The trailer and poster for the sci-fi thriller Kept introduce a dystopian future where scientists have learned not only how to record dreams, but how to exploit those whose dreams are the most powerful. DUST, itself a division of the independent global studio Gunpowder & Sky that specializes in sci-fi productions, will release the short film online in whole, later this week.

Gunpower & Sky has begun to make a name for itself in recent years by releasing a variety of films (both short and feature-length) across different platforms. Some of their most noteworthy releases include Jeff Baena's idiosyncratic medieval comedy The Little Hours (starring Aubrey Plaza and Alison Brie) and Ben Young's award-winning dramatic crime-thriller, Hounds of Love. Meanwhile, DUST has released a number of sci-fi short films over that same period of time, including director Zach Strauss' AI cautionary tale Bad Peter (which debuted at the 2018 Tribeca Film Festival). Similarly, the Spanish-language Kept was shown at both the 2017 Screamfest Horror Film Festival and Morbido Film Fest last October.

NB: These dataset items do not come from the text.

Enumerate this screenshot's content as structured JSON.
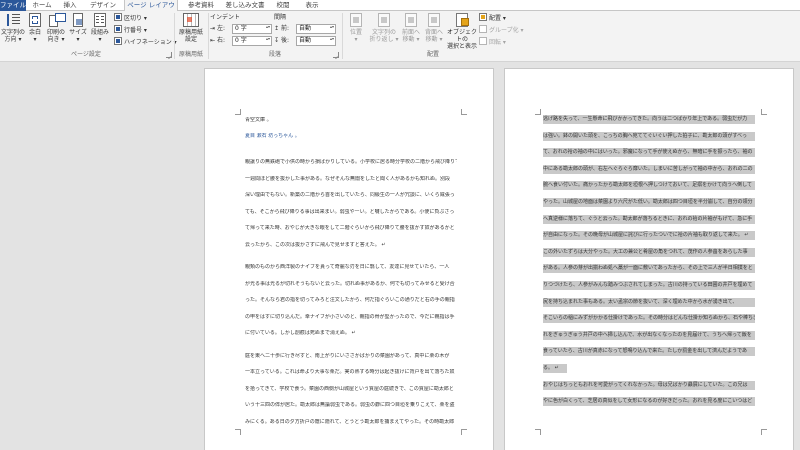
{
  "tabs": [
    {
      "label": "ファイル",
      "kind": "file"
    },
    {
      "label": "ホーム",
      "kind": "normal"
    },
    {
      "label": "挿入",
      "kind": "normal"
    },
    {
      "label": "デザイン",
      "kind": "normal"
    },
    {
      "label": "ページ レイアウト",
      "kind": "active"
    },
    {
      "label": "参考資料",
      "kind": "normal"
    },
    {
      "label": "差し込み文書",
      "kind": "normal"
    },
    {
      "label": "校閲",
      "kind": "normal"
    },
    {
      "label": "表示",
      "kind": "normal"
    }
  ],
  "ribbon": {
    "page_setup": {
      "group_label": "ページ設定",
      "text_direction": {
        "line1": "文字列の",
        "line2": "方向 ▾"
      },
      "margins": {
        "line1": "余白",
        "line2": "▾"
      },
      "orientation": {
        "line1": "印刷の",
        "line2": "向き ▾"
      },
      "size": {
        "line1": "サイズ",
        "line2": "▾"
      },
      "columns": {
        "line1": "段組み",
        "line2": "▾"
      },
      "breaks": "区切り ▾",
      "line_numbers": "行番号 ▾",
      "hyphenation": "ハイフネーション ▾"
    },
    "manuscript": {
      "group_label": "原稿用紙",
      "button": {
        "line1": "原稿用紙",
        "line2": "設定"
      }
    },
    "paragraph": {
      "group_label": "段落",
      "indent_header": "インデント",
      "spacing_header": "間隔",
      "left_label": "左:",
      "left_value": "0 字",
      "right_label": "右:",
      "right_value": "0 字",
      "before_label": "前:",
      "before_value": "自動",
      "after_label": "後:",
      "after_value": "自動"
    },
    "arrange": {
      "group_label": "配置",
      "position": {
        "line1": "位置",
        "line2": "▾"
      },
      "wrap_text": {
        "line1": "文字列の",
        "line2": "折り返し ▾"
      },
      "bring_forward": {
        "line1": "前面へ",
        "line2": "移動 ▾"
      },
      "send_backward": {
        "line1": "背面へ",
        "line2": "移動 ▾"
      },
      "selection_pane": {
        "line1": "オブジェクトの",
        "line2": "選択と表示"
      },
      "align": "配置 ▾",
      "group": "グループ化 ▾",
      "rotate": "回転 ▾"
    }
  },
  "document": {
    "page1_lines": [
      {
        "text": "青空文庫 。",
        "kind": "title"
      },
      {
        "text": "夏目 漱石 坊っちゃん 。",
        "kind": "author"
      },
      {
        "text": "親譲りの無鉄砲で小供の時から損ばかりしている。小学校に居る時分学校の二階から飛び降りて",
        "kind": "body"
      },
      {
        "text": "一週間ほど腰を抜かした事がある。なぜそんな無闇をしたと聞く人があるかも知れぬ。別段",
        "kind": "body"
      },
      {
        "text": "深い理由でもない。新築の二階から首を出していたら、同級生の一人が冗談に、いくら威張っ",
        "kind": "body"
      },
      {
        "text": "ても、そこから飛び降りる事は出来まい。弱虫やーい。と囃したからである。小使に負ぶさっ",
        "kind": "body"
      },
      {
        "text": "て帰って来た時、おやじが大きな眼をして二階ぐらいから飛び降りて腰を抜かす奴があるかと",
        "kind": "body"
      },
      {
        "text": "云ったから、この次は抜かさずに飛んで見せますと答えた。 ↵",
        "kind": "body"
      },
      {
        "text": "親類のものから西洋製のナイフを貰って奇麗な刃を日に翳して、友達に見せていたら、一人",
        "kind": "body"
      },
      {
        "text": "が光る事は光るが切れそうもないと云った。切れぬ事があるか、何でも切ってみせると受け合",
        "kind": "body"
      },
      {
        "text": "った。そんなら君の指を切ってみろと注文したから、何だ指ぐらいこの通りだと右の手の親指",
        "kind": "body"
      },
      {
        "text": "の甲をはすに切り込んだ。幸ナイフが小さいのと、親指の骨が堅かったので、今だに親指は手",
        "kind": "body"
      },
      {
        "text": "に付いている。しかし創痕は死ぬまで消えぬ。 ↵",
        "kind": "body"
      },
      {
        "text": "庭を東へ二十歩に行き尽すと、南上がりにいささかばかりの菜園があって、真中に栗の木が",
        "kind": "body"
      },
      {
        "text": "一本立っている。これは命より大事な栗だ。実の熟する時分は起き抜けに背戸を出て落ちた奴",
        "kind": "body"
      },
      {
        "text": "を拾ってきて、学校で食う。菜園の西側が山城屋という質屋の庭続きで、この質屋に勘太郎と",
        "kind": "body"
      },
      {
        "text": "いう十三四の倅が居た。勘太郎は無論弱虫である。弱虫の癖に四つ目垣を乗りこえて、栗を盗",
        "kind": "body"
      },
      {
        "text": "みにくる。ある日の夕方折戸の蔭に隠れて、とうとう勘太郎を捕まえてやった。その時勘太郎",
        "kind": "body"
      }
    ],
    "page2_lines": [
      "逃げ路を失って、一生懸命に飛びかかってきた。向うは二つばかり年上である。弱虫だが力",
      "は強い。鉢の開いた頭を、こっちの胸へ宛ててぐいぐい押した拍子に、勘太郎の頭がすべっ",
      "て、おれの袷の袖の中にはいった。邪魔になって手が使えぬから、無暗に手を振ったら、袖の",
      "中にある勘太郎の頭が、右左へぐらぐら靡いた。しまいに苦しがって袖の中から、おれの二の",
      "腕へ食い付いた。痛かったから勘太郎を垣根へ押しつけておいて、足搦をかけて向うへ倒して",
      "やった。山城屋の地面は菜園より六尺がた低い。勘太郎は四つ目垣を半分崩して、自分の領分",
      "へ真逆様に落ちて、ぐうと云った。勘太郎が落ちるときに、おれの袷の片袖がもげて、急に手",
      "が自由になった。その晩母が山城屋に詫びに行ったついでに袷の片袖も取り返して来た。 ↵",
      "この外いたずらは大分やった。大工の兼公と肴屋の角をつれて、茂作の人参畠をあらした事",
      "がある。人参の芽が出揃わぬ処へ藁が一面に敷いてあったから、その上で三人が半日相撲をと",
      "りつづけたら、人参がみんな踏みつぶされてしまった。古川の持っている田圃の井戸を埋めて",
      "尻を持ち込まれた事もある。太い孟宗の節を抜いて、深く埋めた中から水が湧き出て、",
      "そこいらの稲にみずがかかる仕掛けであった。その時分はどんな仕掛か知らぬから、石や棒ちぎ",
      "れをぎゅうぎゅう井戸の中へ挿し込んで、水が出なくなったのを見届けて、うちへ帰って飯を",
      "食っていたら、古川が真赤になって怒鳴り込んで来た。たしか罰金を出して済んだようであ",
      "る。 ↵",
      "おやじはちっともおれを可愛がってくれなかった。母は兄ばかり贔屓にしていた。この兄は",
      "やに色が白くって、芝居の真似をして女形になるのが好きだった。おれを見る度にこいつはど"
    ]
  }
}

Kept marks the short film debut for writer/director Jaime D. González and stars Jairo Camargo (Verano en Venecia) and Manuel Sarmiento (Cumbia Ninja) as the characters Vicente and Matías, in turn. The Kept trailer shows the pair talking about the appeal of being able to record and thus view (nay, experience) someone's dreams, as well as a young girl whose dreams are decidedly more powerful (and thus, potentially lucrative) than the average person's. You can also check out the Kept poster, in the space below:

Genre short films like Kept not only allow storytellers more room to experiment with content and style, but also serve as a means for them to show off their filmmaking craft and bring more attention to their work, in the process. Several filmmakers over the past decade alone have even gotten their big breaks by turning their own short movies into feature-length projects (see Andy Muschietti with Mama and David F. Sandberg on Lights Out, for example). Neill Blomkamp is particularly famous for this, what with his sci-fi films District 9 and Chappie having both been adapted from short works that he made earlier in this career.

In many ways Kept brings Blomkamp's oeuvre to mind in particular, with its mixture of genre tropes, political commentary, and an intriguingly high-concept sci-fi premise. Who knows, if the short film draws enough attention, González may even wind up expanding and fleshing it out into a feature project of his own, one day. Either way, Kept has a cool setup and certainly seems like a short worth checking out, when it makes its way online in the days ahead.